Image by Getty Images via @daylife1. Discrepancies between what we think and what we know happen every day. College is no different. The harsh reality exists and the video A Vision of Students Today shows that reality quite poignantly. Books that we never use cost us a fortune and we can only sell them back for about half-price. Meal plans we barely use are required. Price hikes in tuition, but no increase in the scholarships. Here's an article I found about the tuition bubble. Something doesn't seem right about those things. Maybe it's just me. Yeah, sure, I'm lazy at times. Sometimes, I don't pay attention in class. I spend most of my time either writing, reading, or on the internet. But I get stuff done and do I get any credit for that? No.
But the real problem I believe lies in the way things are arranged. Education has slacked to the point where we, the students, are waiting for it catch up. The lack of technology and innovation is holding us hostage in the past. We still have chalkboards in every room. Some rooms have a smart board, but the only times I've seen it used as anything other than a projector for a PowerPoint was in Dr. Strange's class. We want to move to the brighter future, but we can't if we aren't given the chance. That video is almost an anthem of our generation. It's a testament to how things will continue if we don't change. Personally, I don't know how to make the video more of an impact than it already is. I felt an instant connection to the message with just the simple texts and subtle music. Maybe if they had some people saying their messages? I don't know. I like it the way it is. Sometimes simpler is better. You don't get swept up in the special effects and completely miss the point.
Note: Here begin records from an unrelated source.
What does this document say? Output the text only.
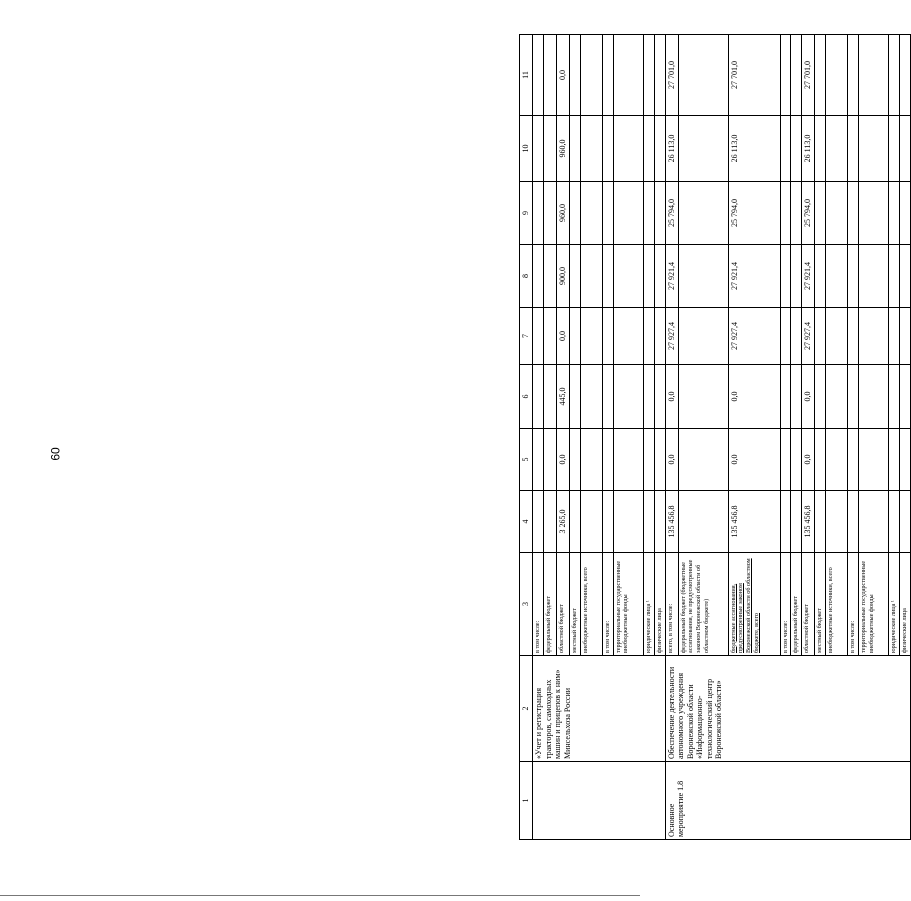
60
1	2	3	4	5	6	7	8	9	10	11
	«Учет и регистрация тракторов, самоходных машин и прицепов к ним» Минсельхоза России	в том числе:								
		федеральный бюджет								
		областной бюджет	3 265,0	0,0	445,0	0,0	900,0	960,0	960,0	0,0
		местный бюджет								
		внебюджетные источники, всего								
		в том числе:								
		территориальные государственные внебюджетные фонды								
		юридические лица ¹								
		физические лица								
Основное мероприятие 1.8	Обеспечение деятельности автономного учреждения Воронежской области «Информационно-технологический центр Воронежской области»	всего, в том числе:	135 456,8	0,0	0,0	27 927,4	27 921,4	25 794,0	26 113,0	27 701,0
		федеральный бюджет (бюджетные ассигнования, не предусмотренные законом Воронежской области об областном бюджете)								
		бюджетные ассигнования, предусмотренные законом Воронежской области об областном бюджете, всего	135 456,8	0,0	0,0	27 927,4	27 921,4	25 794,0	26 113,0	27 701,0
		в том числе:								
		федеральный бюджет								
		областной бюджет	135 456,8	0,0	0,0	27 927,4	27 921,4	25 794,0	26 113,0	27 701,0
		местный бюджет								
		внебюджетные источники, всего								
		в том числе:								
		территориальные государственные внебюджетные фонды								
		юридические лица ¹								
		физические лица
2. In her blog post, It's Not about the Technology, Kelly Hines makes a valid point. Without solid teaching skills and a desire to learn as well as teach kids to learn, technology would be a useless tool. It's like giving a toad a computer. Well, maybe not a toad, but you get my point. And Mrs. Hines' as well. Technology isn't the solution to every problem. It can't "fix" anything without first breaking a few old habits. And you know what they say about those: they die hard.
Yeah, it's going to be difficult, but I think if the learning community can step up and work as a unit, we can devise some methods of implementing a new way of teaching. A way of teaching that will be viable in the years to come, and not outdated as the current way has proven to be. Here's the link that Mrs. Hines also included in her post to 21st Century site. It's very interesting, I've already briefly checked it out.
3. "If a teacher today is not technologically literate - and is unwilling to make the effort to learn more - it's equivalent to a teacher 30 years ago who didn't know how to read and write." Karl Fisch
That quote, while he disclaims it to be slightly "extreme", is something that should be considered heavily. What does the future hold for teachers who aren't technologically literate? Will they even be able to teach? Fisch discusses these questions very succinctly in his blog post Is It Okay To Be A Technologically Illiterate Teacher? I found his approach to be quite insightful and his comment that I listed at the beginning of my response is central to his stance. With the way society is advancing toward a hands-free and plugged-in future, it is nearly impossible for a teacher to remain on the outside of advancement. Doing so will result in a major imbalance in the classroom, with students knowing more about how the world really works than the teacher. Is that something that is desirable? I think not.
Teachers are supposed to be on the cutting edge of education, and to be willing to update their own methods to incorporate new ideas and ways of teaching. If not, such a teacher that refuses to run with the rest of the pack will die out and find that they no longer become applicable or needed at their post. We are past the age where the only tools a teacher needs are his chalk, books, and knowledge. These days require a substantial widening of experience and tools that, quite frankly, I feel will make the learning experience not only more enjoyable for the students who are accustomed to the new technology, but also for the teacher, who will find that using the things available to them opens many more doors of actually reaching the students.
4. Wow. That's all I could say while I watched the numbers increase without bound. How can there even be that many people doing all of that? How can the internet be so vast? I just can't wrap my brain around it. The massiveness of technology is overwhelming. I could almost picture a small percent--maybe only 0.0000001%--of those downloads, uploads, calls, texts, messages, emails, posts, videos, and comments being my future students or the siblings of my future students or the parents. How can what I have to teach them compete with all of that? It can't. I don't see how.
I think though, that if I could somehow incorporate all of those things, or at least a small percentage, I could make my lessons more applicable in a way. But again, how? At this point, I haven't a clue, but I'm going to figure out a way. I have to. I don't want to become one of those teachers that Fisch mentioned and in that way become outdated. That won't be my fate.
5. The video, Technology in the Classroom, that Brooke Broadus posted was interesting and brought up some good points about why technology is important and should be considered when teaching. It's not good to be afraid to use technology, because that just leads to a deficiency in the classroom. Students are already using it at home and with friends, and when they come to school, it is somewhat disconcerting for them to be thrust into an environment that does not implement technology to its fullest.